Pesci frequents a premiere Hollywood power-player club, Lakeside Country Club. He even donated a round of golf with him at Lakeside for an auction to benefit Los Angeles schools. Nicholson told Golf Digest, "I love playing with Pesh. That's a day's entertainment. You can sprain your neck just watching Pesh's practice swing." Nicholson also shared that Pesci and Randy Quaid helped him learn the game.

According to Netflix's The Movies That Made Us (via GOLF), Pesci requested that his call time for Home Alone be moved to accommodate his golf game. And it worked. The call time was moved to 9 am to give him time to play a round of golf at 7 a.m. before shooting. Pesci does what Pesci wants when Pesci wants to do it. That's one reason we love him.
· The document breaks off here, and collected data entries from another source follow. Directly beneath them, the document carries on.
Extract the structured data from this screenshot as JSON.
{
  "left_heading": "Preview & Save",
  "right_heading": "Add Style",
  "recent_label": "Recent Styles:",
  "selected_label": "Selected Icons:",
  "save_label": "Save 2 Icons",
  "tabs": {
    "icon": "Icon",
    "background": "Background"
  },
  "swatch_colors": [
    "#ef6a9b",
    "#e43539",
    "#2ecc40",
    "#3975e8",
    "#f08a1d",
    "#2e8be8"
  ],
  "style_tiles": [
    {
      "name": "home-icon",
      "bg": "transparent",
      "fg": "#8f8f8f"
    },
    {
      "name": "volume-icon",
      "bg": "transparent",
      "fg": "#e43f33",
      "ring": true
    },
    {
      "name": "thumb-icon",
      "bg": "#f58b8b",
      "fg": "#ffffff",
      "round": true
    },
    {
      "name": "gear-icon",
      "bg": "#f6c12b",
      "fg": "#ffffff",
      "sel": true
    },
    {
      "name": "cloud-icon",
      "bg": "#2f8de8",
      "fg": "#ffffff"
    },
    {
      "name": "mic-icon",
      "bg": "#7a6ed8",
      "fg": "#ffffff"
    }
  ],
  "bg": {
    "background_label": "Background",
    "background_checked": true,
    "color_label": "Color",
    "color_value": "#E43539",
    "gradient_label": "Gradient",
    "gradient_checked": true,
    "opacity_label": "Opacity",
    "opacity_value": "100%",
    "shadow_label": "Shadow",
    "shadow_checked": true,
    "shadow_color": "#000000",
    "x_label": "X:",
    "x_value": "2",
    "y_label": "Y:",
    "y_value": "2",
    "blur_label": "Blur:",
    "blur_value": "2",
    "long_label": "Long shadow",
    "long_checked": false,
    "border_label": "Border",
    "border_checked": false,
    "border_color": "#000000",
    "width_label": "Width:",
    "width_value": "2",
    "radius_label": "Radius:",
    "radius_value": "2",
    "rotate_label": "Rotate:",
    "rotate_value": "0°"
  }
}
No one gets to the point like Joe Pesci

Joe Pesci and Al Pacino at an The Irishman screening Jamie Mccarthy/Getty Images

If winning an Oscar didn't do it, Joe Pesci was cemented as a pop-culture legend when he was lampooned on Saturday Night Live. The legendary sketch comedy series threw a recurring "Joe Pesci Show" skit into the rotation, with Jim Breuer playing Pesci—and killing it! The episode where "Al Pacino" (played by Kevin Spacey) was the guest was pure comedy gold! On another episode, the real Pesci and De Niro walked on stage at the end of the skit, bringing the house down.
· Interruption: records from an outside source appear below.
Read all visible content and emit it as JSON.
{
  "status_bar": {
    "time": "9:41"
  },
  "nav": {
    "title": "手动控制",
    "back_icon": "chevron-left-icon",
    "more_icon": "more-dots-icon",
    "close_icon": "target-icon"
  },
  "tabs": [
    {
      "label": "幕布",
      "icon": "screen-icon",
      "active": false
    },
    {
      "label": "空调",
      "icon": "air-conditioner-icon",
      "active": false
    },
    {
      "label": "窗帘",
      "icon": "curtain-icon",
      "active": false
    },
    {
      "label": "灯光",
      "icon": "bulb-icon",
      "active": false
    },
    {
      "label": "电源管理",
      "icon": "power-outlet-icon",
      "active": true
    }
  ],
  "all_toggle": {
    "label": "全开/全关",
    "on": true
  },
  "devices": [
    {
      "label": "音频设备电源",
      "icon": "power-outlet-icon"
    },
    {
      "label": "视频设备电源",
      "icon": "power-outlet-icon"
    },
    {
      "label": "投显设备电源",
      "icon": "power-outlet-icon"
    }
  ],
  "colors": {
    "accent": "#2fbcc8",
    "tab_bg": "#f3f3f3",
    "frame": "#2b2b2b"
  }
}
But it isn't just comedy, acting, music, and friendship for which Pesci is known. He is also a style icon. More specifically, his characters all have one common style thread: the pointiest shirt collars known to man. GQ explains the collars were "a staple of New York gangster style in the first half of the 20th century, when suity bravado was a part of the whole threatening package. The spearpoint collar telegraphed class, in that ironically garish sense of the word, and that other great mafia passion, laundry." You better believe he the shirt he wore to the premiere of The Irishman had a pointy collar; Pesci took this fashion statement from the screen to the red carpet for his swan song.

Sadly, De Niro and Pacino told The Guardian that The Irishman was the last hurrah of this group of longtime friends and costars. See you on the golf course, gentlemen. Pesci has a tee time at seven.